Expected and unexpected effects of amino acid substitutions on polypeptide-directed crystal growth.

Nature's use of biomineralization polypeptides to control and modulate the growth of biogenic minerals is an important process that, if properly understood, could have significant implications for designing and creating new inorganic-based materials. Although the sequences for a number of biomineralization proteins exist, very little is known about the participation of specific amino acids in the mineral modulation process.

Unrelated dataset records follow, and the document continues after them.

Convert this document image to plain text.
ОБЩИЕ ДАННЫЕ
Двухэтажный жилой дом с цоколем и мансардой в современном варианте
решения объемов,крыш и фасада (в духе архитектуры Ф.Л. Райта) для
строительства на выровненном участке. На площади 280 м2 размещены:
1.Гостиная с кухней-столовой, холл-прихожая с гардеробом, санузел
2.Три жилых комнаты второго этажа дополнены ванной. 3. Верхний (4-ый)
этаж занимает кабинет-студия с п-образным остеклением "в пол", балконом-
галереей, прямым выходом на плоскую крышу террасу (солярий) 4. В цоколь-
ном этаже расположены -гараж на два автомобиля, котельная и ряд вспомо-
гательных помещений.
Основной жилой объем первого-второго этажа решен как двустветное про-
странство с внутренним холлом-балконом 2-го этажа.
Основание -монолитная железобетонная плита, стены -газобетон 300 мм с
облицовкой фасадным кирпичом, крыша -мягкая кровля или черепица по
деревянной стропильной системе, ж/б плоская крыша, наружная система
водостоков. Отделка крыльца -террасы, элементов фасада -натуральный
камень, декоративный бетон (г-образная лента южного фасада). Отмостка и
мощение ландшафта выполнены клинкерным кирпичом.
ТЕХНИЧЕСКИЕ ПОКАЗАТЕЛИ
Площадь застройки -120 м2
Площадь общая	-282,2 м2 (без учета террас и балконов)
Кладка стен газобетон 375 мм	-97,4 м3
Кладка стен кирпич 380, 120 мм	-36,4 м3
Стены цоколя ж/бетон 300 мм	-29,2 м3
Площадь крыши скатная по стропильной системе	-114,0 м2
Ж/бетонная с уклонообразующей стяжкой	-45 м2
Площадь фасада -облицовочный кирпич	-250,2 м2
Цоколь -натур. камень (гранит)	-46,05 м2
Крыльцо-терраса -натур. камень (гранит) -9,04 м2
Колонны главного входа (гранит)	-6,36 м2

In this letter, we investigate the impact of global Asp --> Asn and Glu --> Gln substitutions on two mollusk shell nacre polypeptides, AP7N and n16N. We find that these global substitutions, which remove all anionic Ca(II) binding sites, abolish the expected in vitro mineralization activities associated with each native polypeptide. In addition, the ability of substituted peptides to form complexes with both Ca(II) and Ca(II) metal ion analogs is also abolished. However, some unexpected effects were noted. First, the Asp --> Asn, Glu --> Gln substituted n16N polypeptide is observed to self-assemble and form biofilms or coatings that appear to mineralize in vitro. Second, both polypeptides are structurally affected by these substitutions, with Asp --> Asn substituted AP7N transforming to an alpha helix and Asp --> Asn, Glu --> Gln substituted n16N transforming to a more unfolded random-coil-like structure. We find that the participation of Asp and Glu residues is crucial to the inherent mineralization activities and conformations of AP7N and n16N polypeptides. Surprisingly, we find that the replacement of anionic residues within biomineralization polypeptides such as n16N still permits mineral modulation, but in a different form that now involves peptide self-association and biofilm formation.